The last two have caught many attacks before they have had opportunity to cause too much harm but the fact remains we cannot catch everything and can only do this on a best-endeavours without warranty basis. It is a fact that the customers employing one  or both of the first two tools have not been compromised to our knowledge. We strongly encourage all customers to make use of them and talk to us if they need advice on policies to reduce the likelihood of compromise. For those who are pro-active we today add another ‘tool’ to the list.

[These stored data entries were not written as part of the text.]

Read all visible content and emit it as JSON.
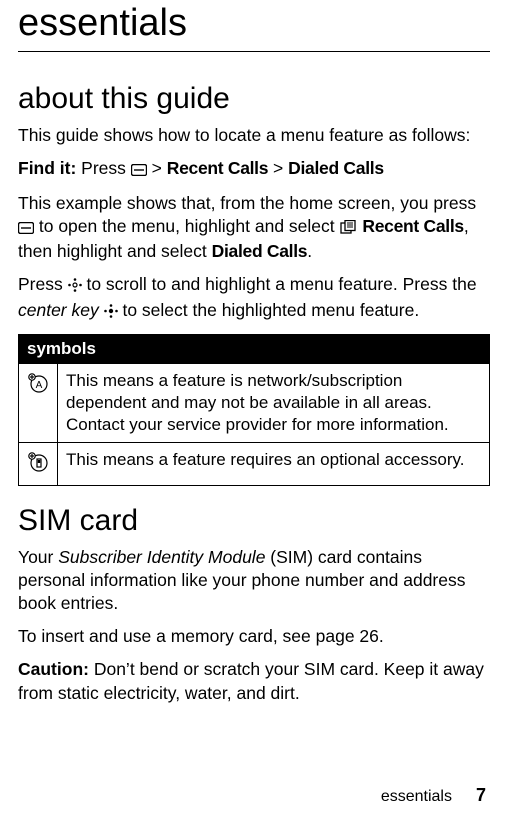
{
  "title": "essentials",
  "section1": {
    "heading": "about this guide",
    "intro": "This guide shows how to locate a menu feature as follows:",
    "findit_label": "Find it:",
    "findit_press": " Press ",
    "gt": " > ",
    "recent_calls": "Recent Calls",
    "dialed_calls": "Dialed Calls",
    "example_a": "This example shows that, from the home screen, you press ",
    "example_b": " to open the menu, highlight and select ",
    "example_c": ", then highlight and select ",
    "example_d": ".",
    "press_a": "Press ",
    "press_b": " to scroll to and highlight a menu feature. Press the ",
    "center_key": "center key",
    "press_c": " to select the highlighted menu feature."
  },
  "symbols": {
    "header": "symbols",
    "rows": [
      "This means a feature is network/subscription dependent and may not be available in all areas. Contact your service provider for more information.",
      "This means a feature requires an optional accessory."
    ]
  },
  "section2": {
    "heading": "SIM card",
    "p1a": "Your ",
    "p1b": "Subscriber Identity Module",
    "p1c": " (SIM) card contains personal information like your phone number and address book entries.",
    "p2": "To insert and use a memory card, see page 26.",
    "p3a": "Caution:",
    "p3b": " Don’t bend or scratch your SIM card. Keep it away from static electricity, water, and dirt."
  },
  "footer": {
    "label": "essentials",
    "page": "7"
  }
}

Last year we announced a few security initiatives, notably our SIP Honeypot. Along with our Darknet it has been providing invaluable intelligence for us since. The raw data has also been made available to a number of security feeds. Effective today, it is being made available for all to download. Please see the terms of use at the bottom of this page.

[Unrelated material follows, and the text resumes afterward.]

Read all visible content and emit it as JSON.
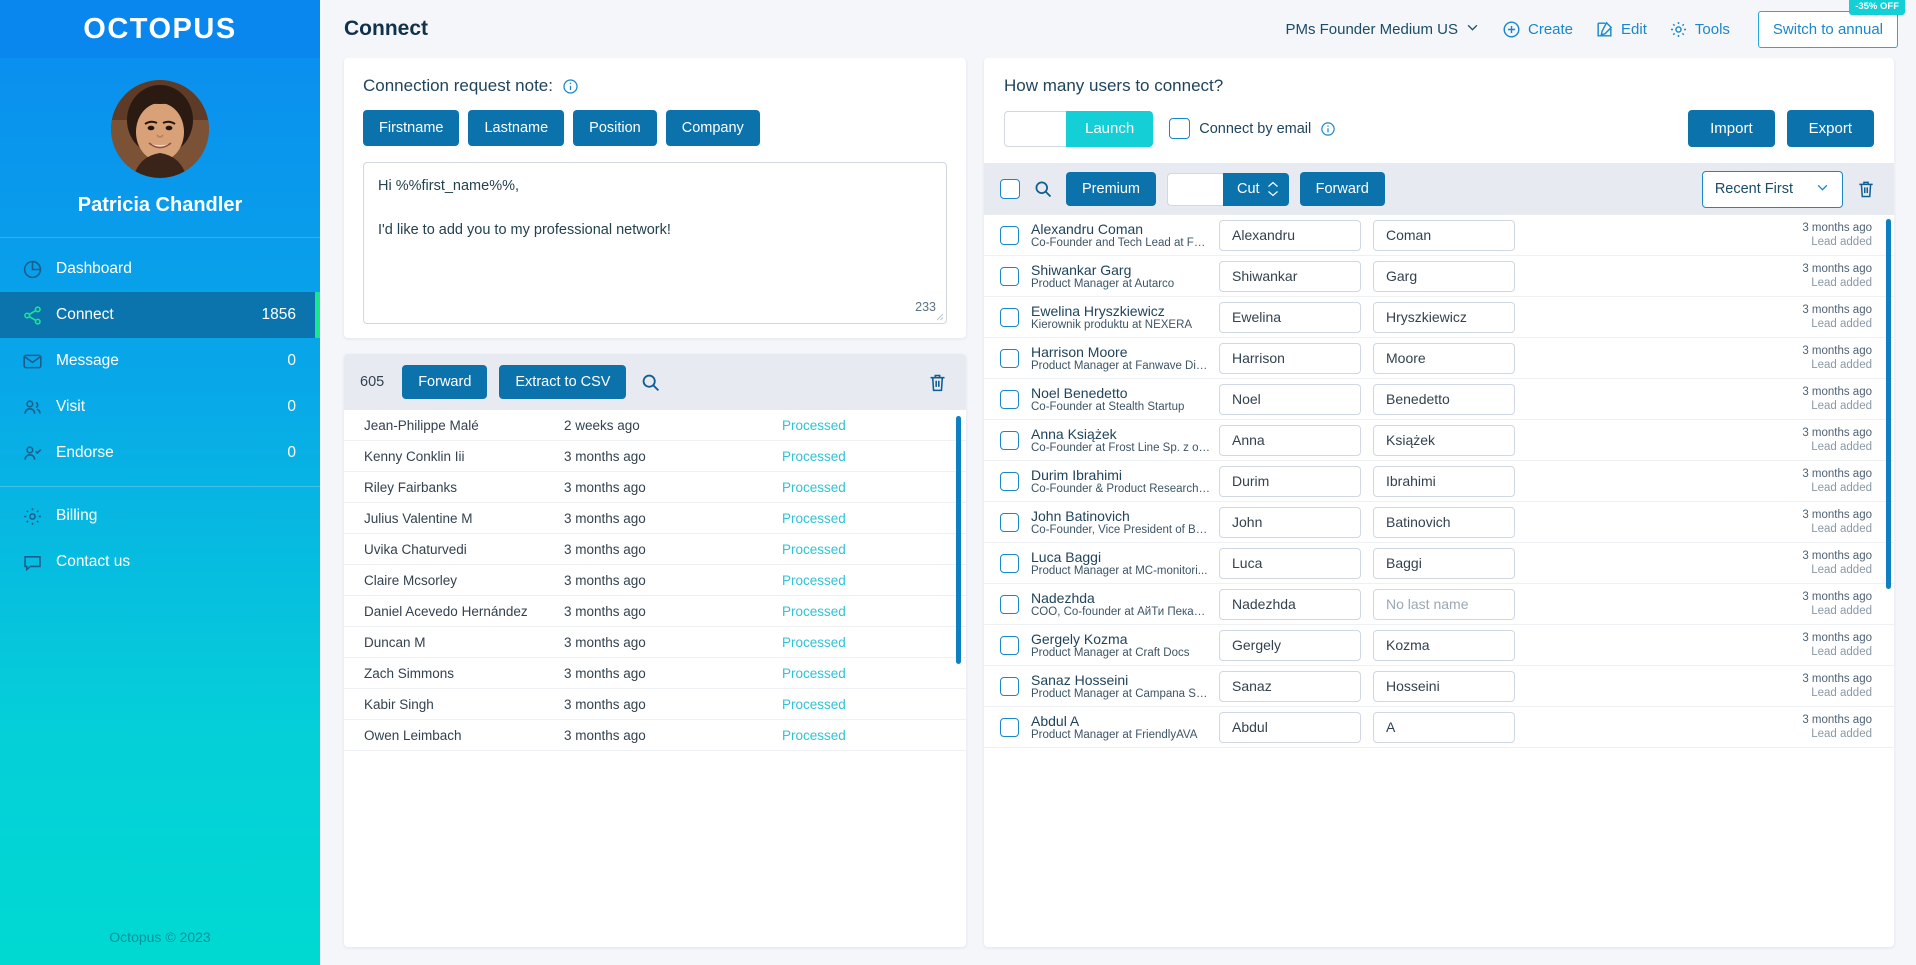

It is crucial to understand what this data represents. It is an analysis of the contents of SIP packets targeting our honeypots and it is not an analysis of compromised customers. Similarly is not a certified blacklist of IP addresses (as we offer with ThreatSTOP) or a known list of bad numbers (as we filter internally). It is simply the traffic hitting our honeypots and whilst summarised it has not been filtered or processed in any way. Please therefore use it with consideration and at your own risk.

We offer four data sets:

  • IP – the apparent source IP address. Note, whilst no legitimate traffic should hit the honeypot this list will include the IP addresses of misconfigured equipment and the addresses shown could well be spoofed. IP addresses are ordered by frequency with a count and percentage figure.
  • Agent – the user agent identified in the SIP packet. User agents are ordered by frequency with a count and percentage figure.
  • – Expanded – All of the above! This is the apparent source IP, method and user agent order by frequency. It also includes the earliest and latest timestamp for matching packets within the period that the file represents.
  • Dialled – this includes the SIP method and the contents of the ‘to’ field. This can be filtered by method to identify common brute force user-names or the number patterns used in successful attacks. We include all methods seen so an INVITE wasn’t necessarily successfully authenticated unless you also see an ACK and usually a BYE. Records are ordered by frequency with a count and percentage.
  • Full – all of the above! This shows the apparent source IP address, method, user agent, contents of the ‘to’ field ordered by frequency and including an earliest and latest timestamp (within the period that the file represents).
Each data set is available for four time periods as follows but if a file is missing there are no contents for the period under consideration:
  • 60m – the last hour. This is updated every minute and shows attacks almost real-time.
  • 24h – the last day. This is updated every 5 minutes.
  • 30d – the last month. Updated every hour.
  • 1y – the last year. Updated weekly.
The data sets are quite small and therefore hopefully useful. Keep in mind they are summarised and the underlying data represents more than 30m packets at the last count. How you use them is up to you but do please let us know how you get on.

 

* Data is provided as is and strictly without warranty. Use it at your own risk and please take time to understand what it means before doing so. Data may be freely used on the understanding that you will credit Simwood as the source where possible, linking to this page. It may not be redistributed in any form without permission. If we observe these conditions not being followed, data access will be withdrawn without notice. Please play fair.